Benz: Top Four Resolutions for Investors in 2011

Morningstar's director of personal finance offers tips for equity and fixed-income investors in the new year.

Jason Stipp: I'm Jason Stipp for Morningstar.

As 2011 gets under way, we know a lot of investors will be checking in on their portfolios, so now is as good a time as any to make a few resolutions about how you'll be managing your investments in the New Year.

Here with me to offer some tips on that front is Morningstar's Christine Benz, director of personal finance.

Thanks for joining me, Christine.

Christine Benz: Jason, great to be here.

Stipp: So, Christine, I think around this time of year, we would say there are few key pieces of investing advice that should always be on your resolution list. What are some of those evergreen things that you should always be keeping in mind?

Benz: Right, so the equivalent of eating well and exercising for investors; that would be savings and investing as much as you possibly can, having a sensible asset allocation framework given where you are in your life, and not chasing performance.
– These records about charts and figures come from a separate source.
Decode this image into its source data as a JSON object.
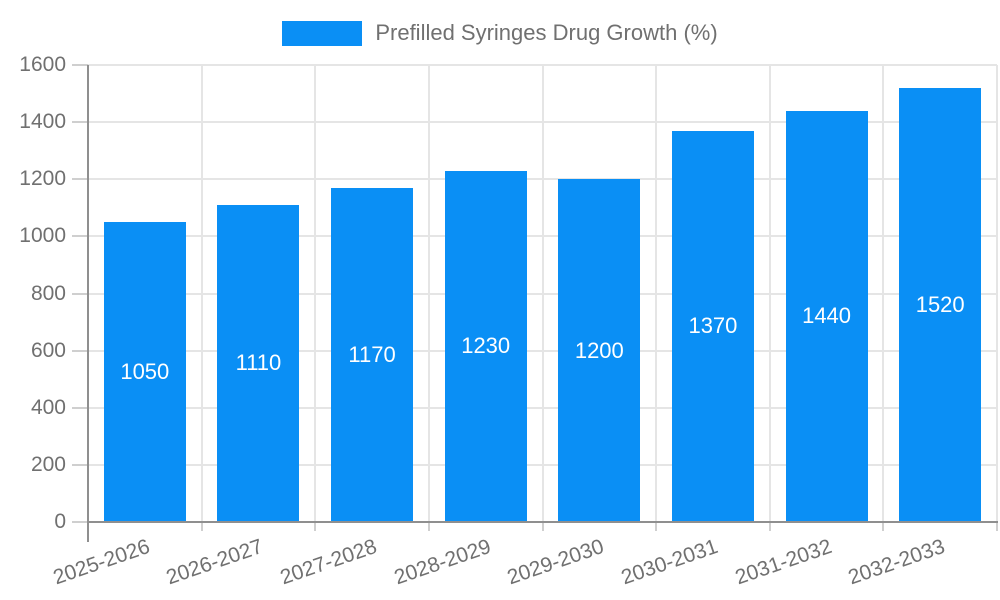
{
  "legend": {
    "label": "Prefilled Syringes Drug Growth (%)"
  },
  "chart_data": {
    "type": "bar",
    "title": "Prefilled Syringes Drug Growth (%)",
    "categories": [
      "2025-2026",
      "2026-2027",
      "2027-2028",
      "2028-2029",
      "2029-2030",
      "2030-2031",
      "2031-2032",
      "2032-2033"
    ],
    "values": [
      1050,
      1110,
      1170,
      1230,
      1200,
      1370,
      1440,
      1520
    ],
    "xlabel": "",
    "ylabel": "",
    "ylim": [
      0,
      1600
    ],
    "yticks": [
      0,
      200,
      400,
      600,
      800,
      1000,
      1200,
      1400,
      1600
    ],
    "grid": true,
    "legend_position": "top-center",
    "x_label_rotation_deg": -19,
    "value_labels_inside_bars": true
  },
  "colors": {
    "bar": "#0A8FF5",
    "axis_line": "#8F8F8F",
    "gridline": "#E5E5E5",
    "tick": "#CFCFCF",
    "axis_text": "#707070",
    "value_label": "#FFFFFF",
    "background": "#FFFFFF"
  }
}
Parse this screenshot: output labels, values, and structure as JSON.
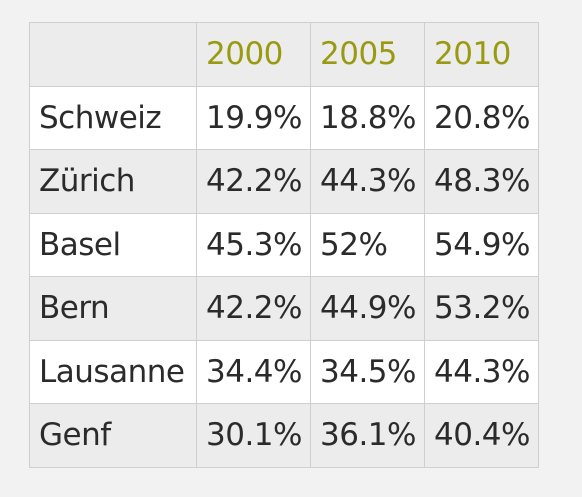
{
  "table": {
    "headers": [
      "",
      "2000",
      "2005",
      "2010"
    ],
    "rows": [
      {
        "city": "Schweiz",
        "values": [
          "19.9%",
          "18.8%",
          "20.8%"
        ]
      },
      {
        "city": "Zürich",
        "values": [
          "42.2%",
          "44.3%",
          "48.3%"
        ]
      },
      {
        "city": "Basel",
        "values": [
          "45.3%",
          "52%",
          "54.9%"
        ]
      },
      {
        "city": "Bern",
        "values": [
          "42.2%",
          "44.9%",
          "53.2%"
        ]
      },
      {
        "city": "Lausanne",
        "values": [
          "34.4%",
          "34.5%",
          "44.3%"
        ]
      },
      {
        "city": "Genf",
        "values": [
          "30.1%",
          "36.1%",
          "40.4%"
        ]
      }
    ]
  },
  "colors": {
    "header_text": "#9a9a12",
    "body_text": "#2b2b2b",
    "shaded_row": "#ececec",
    "plain_row": "#ffffff",
    "border": "#cfcfcf"
  }
}
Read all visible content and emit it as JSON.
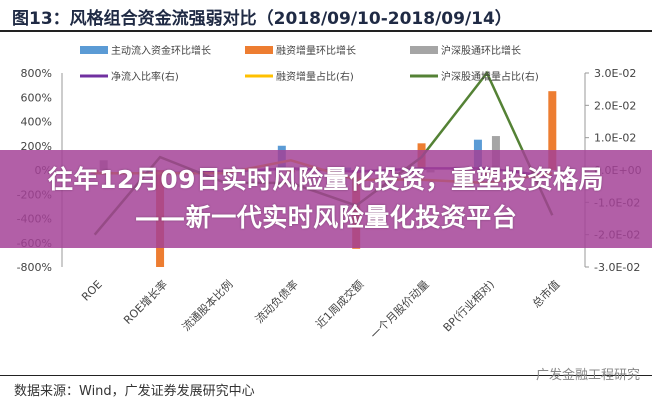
{
  "title": "图13：风格组合资金流强弱对比（2018/09/10-2018/09/14）",
  "banner": "往年12月09日实时风险量化投资，重塑投资格局——新一代实时风险量化投资平台",
  "source": "数据来源：Wind，广发证券发展研究中心",
  "watermark": "广发金融工程研究",
  "chart_data": {
    "type": "bar",
    "categories": [
      "ROE",
      "ROE增长率",
      "流通股本比例",
      "流动负债率",
      "近1周成交额",
      "一个月股价动量",
      "BP(行业相对)",
      "总市值"
    ],
    "left_axis": {
      "ylim": [
        -800,
        800
      ],
      "ticks": [
        "800%",
        "600%",
        "400%",
        "200%",
        "0%",
        "-200%",
        "-400%",
        "-600%",
        "-800%"
      ]
    },
    "right_axis": {
      "ylim": [
        -0.03,
        0.03
      ],
      "ticks": [
        "3.0E-02",
        "2.0E-02",
        "1.0E-02",
        "0.0E+00",
        "-1.0E-02",
        "-2.0E-02",
        "-3.0E-02"
      ]
    },
    "legend_placement": "top",
    "bar_series": [
      {
        "name": "主动流入资金环比增长",
        "color": "#5b9bd5",
        "values": [
          -20,
          -30,
          -10,
          200,
          20,
          -20,
          250,
          -10
        ]
      },
      {
        "name": "融资增量环比增长",
        "color": "#ed7d31",
        "values": [
          -30,
          -800,
          -20,
          -20,
          -650,
          220,
          -40,
          650
        ]
      },
      {
        "name": "沪深股通环比增长",
        "color": "#a5a5a5",
        "values": [
          80,
          -20,
          -10,
          -10,
          -20,
          -20,
          280,
          -10
        ]
      }
    ],
    "line_series": [
      {
        "name": "净流入比率(右)",
        "color": "#7030a0",
        "values": [
          -0.001,
          -0.001,
          -0.0005,
          0.0005,
          -0.0005,
          0.0005,
          0.0005,
          -0.002
        ]
      },
      {
        "name": "融资增量占比(右)",
        "color": "#ffc000",
        "values": [
          -0.001,
          -0.001,
          -0.001,
          0.003,
          -0.003,
          -0.003,
          -0.004,
          -0.001
        ]
      },
      {
        "name": "沪深股通增量占比(右)",
        "color": "#548235",
        "values": [
          -0.02,
          0.004,
          -0.004,
          -0.004,
          -0.011,
          0.004,
          0.03,
          -0.014
        ]
      }
    ]
  }
}
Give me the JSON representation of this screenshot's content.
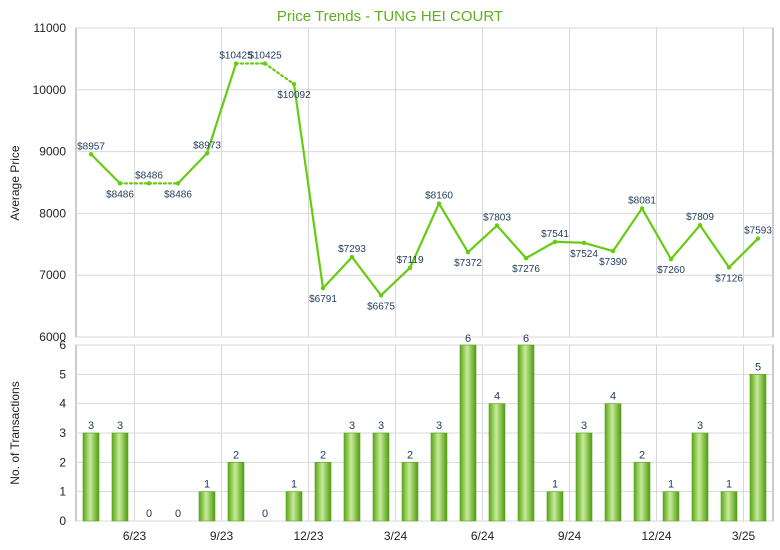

Those would be some of the key things that I would look at in terms of evergreen-type investment advice.

Stipp: Very classic investing rules, but always good to remind yourself of those.

But right now given some things that have happened in the market over the last couple of years and where we see ourselves today, there are some specific resolutions that you might want to have on your list for 2011.

The first one: Let's talk about market performance and where it's been and how that might affect your resolutions going forward into the New Year.

Benz: So stocks have had a tremendous run over the past few years now, so relating to stocks I would say your key resolution should be to take it slow. So don't pile into stocks. Don't chase the hottest-performing stock categories. Really plan to take a measured approach to stocks. When we look at the broad markets, certainly according to Morningstar's stock analysts, they see it as pretty fairly valued currently.

So, I think dollar-cost averaging makes more sense than ever right now, and also look at some of those categories that are kind of slow-lane fund and stock categories, so large-cap stocks, for example, have not performed especially well relative to small and mid-caps.

It could be worth maybe tweaking your portfolio to give it a greater emphasis on some of those categories, not just with U.S. stocks, but also foreign stocks.

Stipp: So, certainly a measured approach is a good one if nothing looks screamingly cheap right now.

On the fixed-income front, we've had some bumps in the road over the last couple of months, and I think a lot of Morningstar readers are very concerned about their bond portfolios right now. If you had a resolution for fixed income, what would it be?